Putting the ultra in ultrabook
WHEN LOOKING FOR a tagline that will easily sell a boatload of Acer Timeline M3 notebooks, it doesn’t take much more than: “an ultrabook that will play Battlefield 3 on Ultra setting.” And it’s true, too.
The Timeline M3 will indeed play BF3 on Ultra, provided you’re comfortable with 30 frames per second. That dips a bit below our thresholds for a shooter. We preferred playing Battlefield 3 on High, which gave us 50–60fps in online play. Granted, we were only playing at the 1366x768 native resolution of the machine’s 15.6-inch panel, but that’s pretty good for a so-called ultrabook.

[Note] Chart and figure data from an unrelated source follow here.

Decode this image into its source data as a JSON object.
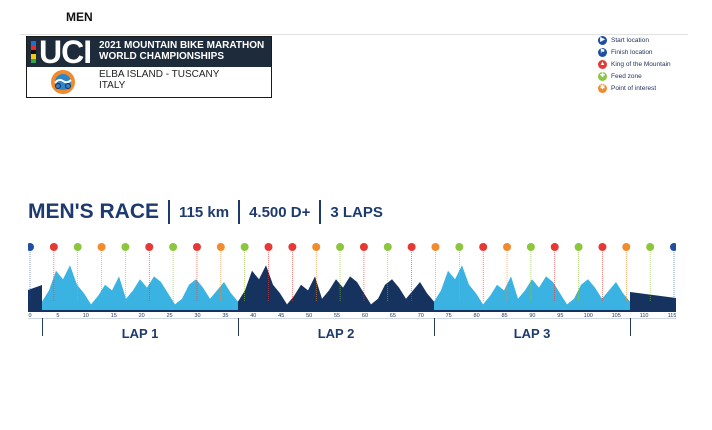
{
  "header": {
    "category": "MEN"
  },
  "logo": {
    "brand": "UCI",
    "title_line1": "2021 MOUNTAIN BIKE MARATHON",
    "title_line2": "WORLD CHAMPIONSHIPS",
    "location_line1": "ELBA ISLAND - TUSCANY",
    "location_line2": "ITALY",
    "rainbow_colors": [
      "#1f6fd1",
      "#e52b2b",
      "#111111",
      "#f2c81b",
      "#2ea84a"
    ]
  },
  "legend": {
    "items": [
      {
        "label": "Start location",
        "icon": "play-icon",
        "color": "#1f4ea3"
      },
      {
        "label": "Finish location",
        "icon": "finish-flag-icon",
        "color": "#1f4ea3"
      },
      {
        "label": "King of the Mountain",
        "icon": "mountain-icon",
        "color": "#e53935"
      },
      {
        "label": "Feed zone",
        "icon": "feed-icon",
        "color": "#8cc63f"
      },
      {
        "label": "Point of interest",
        "icon": "star-icon",
        "color": "#f28a2e"
      }
    ]
  },
  "race": {
    "title": "MEN'S RACE",
    "distance": "115 km",
    "elevation": "4.500 D+",
    "laps": "3 LAPS"
  },
  "profile": {
    "colors": {
      "dark": "#16325e",
      "light": "#3ab3e3",
      "axis": "#16325e"
    },
    "km_ticks": [
      "0",
      "5",
      "10",
      "15",
      "20",
      "25",
      "30",
      "35",
      "40",
      "45",
      "50",
      "55",
      "60",
      "65",
      "70",
      "75",
      "80",
      "85",
      "90",
      "95",
      "100",
      "105",
      "110",
      "115"
    ],
    "lap_labels": [
      "LAP 1",
      "LAP 2",
      "LAP 3"
    ]
  }
}
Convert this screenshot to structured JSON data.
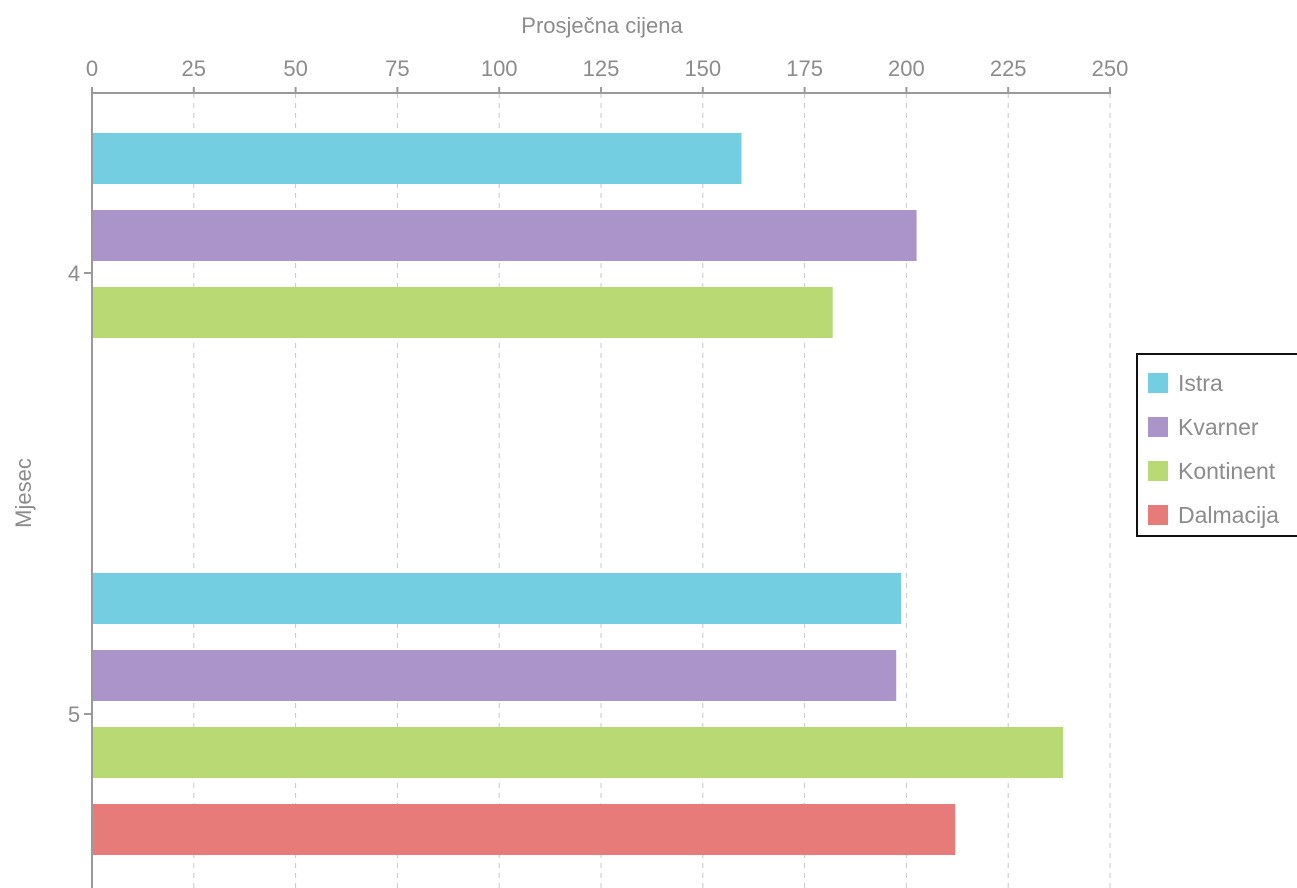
{
  "chart_data": {
    "type": "bar",
    "orientation": "horizontal",
    "xlabel": "Prosječna cijena",
    "ylabel": "Mjesec",
    "xlim": [
      0,
      250
    ],
    "xticks": [
      "0",
      "25",
      "50",
      "75",
      "100",
      "125",
      "150",
      "175",
      "200",
      "225",
      "250"
    ],
    "grid": true,
    "categories": [
      "4",
      "5"
    ],
    "series": [
      {
        "name": "Istra",
        "color": "#72cee0",
        "values": [
          159.5,
          198.7
        ]
      },
      {
        "name": "Kvarner",
        "color": "#aa94c9",
        "values": [
          202.5,
          197.5
        ]
      },
      {
        "name": "Kontinent",
        "color": "#b8d974",
        "values": [
          181.9,
          238.5
        ]
      },
      {
        "name": "Dalmacija",
        "color": "#e67b79",
        "values": [
          null,
          212.0
        ]
      }
    ],
    "legend_position": "right"
  }
}
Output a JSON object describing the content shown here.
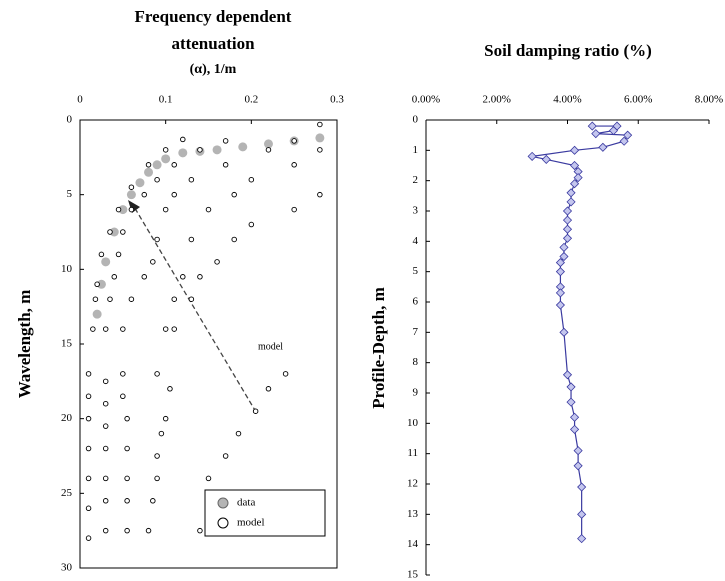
{
  "chart_data": [
    {
      "type": "scatter",
      "title": [
        "Frequency dependent",
        "attenuation"
      ],
      "xlabel": "(α), 1/m",
      "ylabel": "Wavelength, m",
      "annotation": "model",
      "xlim": [
        0,
        0.3
      ],
      "xticks": [
        0,
        0.1,
        0.2,
        0.3
      ],
      "ylim": [
        0,
        30
      ],
      "yticks": [
        0,
        5,
        10,
        15,
        20,
        25,
        30
      ],
      "y_inverted": true,
      "x_axis_top": true,
      "legend": "lower right",
      "series": [
        {
          "name": "data",
          "color": "#b4b4b4",
          "filled": true,
          "x": [
            0.28,
            0.25,
            0.22,
            0.19,
            0.16,
            0.14,
            0.12,
            0.1,
            0.09,
            0.08,
            0.07,
            0.06,
            0.05,
            0.04,
            0.03,
            0.025,
            0.02
          ],
          "y": [
            1.2,
            1.4,
            1.6,
            1.8,
            2.0,
            2.1,
            2.2,
            2.6,
            3.0,
            3.5,
            4.2,
            5.0,
            6.0,
            7.5,
            9.5,
            11,
            13
          ]
        },
        {
          "name": "model",
          "color": "#000000",
          "filled": false,
          "x": [
            0.12,
            0.1,
            0.08,
            0.06,
            0.045,
            0.035,
            0.025,
            0.02,
            0.018,
            0.015,
            0.01,
            0.01,
            0.01,
            0.01,
            0.01,
            0.01,
            0.01,
            0.17,
            0.14,
            0.11,
            0.09,
            0.075,
            0.06,
            0.05,
            0.045,
            0.04,
            0.035,
            0.03,
            0.03,
            0.03,
            0.03,
            0.03,
            0.03,
            0.03,
            0.03,
            0.25,
            0.22,
            0.17,
            0.13,
            0.11,
            0.1,
            0.09,
            0.085,
            0.075,
            0.06,
            0.05,
            0.05,
            0.05,
            0.055,
            0.055,
            0.055,
            0.055,
            0.055,
            0.28,
            0.28,
            0.25,
            0.2,
            0.18,
            0.15,
            0.13,
            0.12,
            0.11,
            0.1,
            0.09,
            0.105,
            0.1,
            0.095,
            0.09,
            0.09,
            0.085,
            0.08,
            0.28,
            0.25,
            0.2,
            0.18,
            0.16,
            0.14,
            0.13,
            0.11,
            0.24,
            0.22,
            0.205,
            0.185,
            0.17,
            0.15,
            0.155,
            0.14
          ],
          "y": [
            1.3,
            2,
            3,
            4.5,
            6,
            7.5,
            9,
            11,
            12,
            14,
            17,
            18.5,
            20,
            22,
            24,
            26,
            28,
            1.4,
            2,
            3,
            4,
            5,
            6,
            7.5,
            9,
            10.5,
            12,
            14,
            17.5,
            19,
            20.5,
            22,
            24,
            25.5,
            27.5,
            1.4,
            2,
            3,
            4,
            5,
            6,
            8,
            9.5,
            10.5,
            12,
            14,
            17,
            18.5,
            20,
            22,
            24,
            25.5,
            27.5,
            0.3,
            2,
            3,
            4,
            5,
            6,
            8,
            10.5,
            12,
            14,
            17,
            18,
            20,
            21,
            22.5,
            24,
            25.5,
            27.5,
            5,
            6,
            7,
            8,
            9.5,
            10.5,
            12,
            14,
            17,
            18,
            19.5,
            21,
            22.5,
            24,
            25.5,
            27.5
          ]
        }
      ]
    },
    {
      "type": "line",
      "title": "Soil damping ratio (%)",
      "ylabel": "Profile-Depth, m",
      "xlim": [
        0,
        8
      ],
      "xticks": [
        {
          "value": 0,
          "label": "0.00%"
        },
        {
          "value": 2,
          "label": "2.00%"
        },
        {
          "value": 4,
          "label": "4.00%"
        },
        {
          "value": 6,
          "label": "6.00%"
        },
        {
          "value": 8,
          "label": "8.00%"
        }
      ],
      "ylim": [
        0,
        15
      ],
      "yticks": [
        0,
        1,
        2,
        3,
        4,
        5,
        6,
        7,
        8,
        9,
        10,
        11,
        12,
        13,
        14,
        15
      ],
      "y_inverted": true,
      "x_axis_top": true,
      "series": [
        {
          "color": "#3a3aa0",
          "marker_fill": "#c4c6ee",
          "x": [
            4.7,
            5.4,
            5.3,
            4.8,
            5.7,
            5.6,
            5.0,
            4.2,
            3.0,
            3.4,
            4.2,
            4.3,
            4.3,
            4.2,
            4.1,
            4.1,
            4.0,
            4.0,
            4.0,
            4.0,
            3.9,
            3.9,
            3.8,
            3.8,
            3.8,
            3.8,
            3.8,
            3.9,
            4.0,
            4.1,
            4.1,
            4.2,
            4.2,
            4.3,
            4.3,
            4.4,
            4.4,
            4.4
          ],
          "y": [
            0.2,
            0.2,
            0.35,
            0.45,
            0.5,
            0.7,
            0.9,
            1.0,
            1.2,
            1.3,
            1.5,
            1.7,
            1.9,
            2.1,
            2.4,
            2.7,
            3.0,
            3.3,
            3.6,
            3.9,
            4.2,
            4.5,
            4.7,
            5.0,
            5.5,
            5.7,
            6.1,
            7.0,
            8.4,
            8.8,
            9.3,
            9.8,
            10.2,
            10.9,
            11.4,
            12.1,
            13.0,
            13.8
          ]
        }
      ]
    }
  ]
}
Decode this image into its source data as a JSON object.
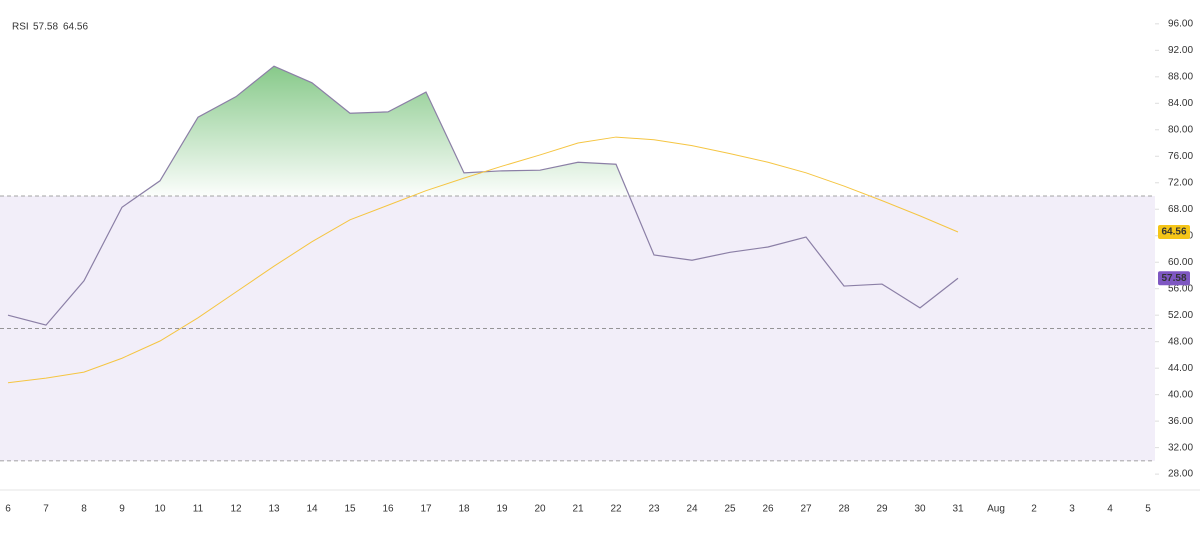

We say so-called ultrabook because even though it’s within the very loose parameters set by Intel, a lot of people who encounter the Timeline M3 aren’t going to think this widescreen notebook is an ultrabook. Most people equate ultrabooks with PC clones of a MacBook Air. But the definition is broader. Ultrabooks must be within a certain height, run a certain proc, reach a certain battery life rating, and come out of hibernation in a certain amount of time. The Timeline is wide—just shy of 15 inches across—so wide that it has enough space for an optical drive. There’s even room in the Timeline to sport a 7mm, 2.5‑inch drive bay. Acer doesn’t use the bay, though, instead opting for a teeny-but-fast SATA 6Gb/s Lite-On SSD in mSATA trim. Storage hogs hoping to use both bays will be heartbroken—installing a drive in the 2.5-inch bay turned off the mSATA drive.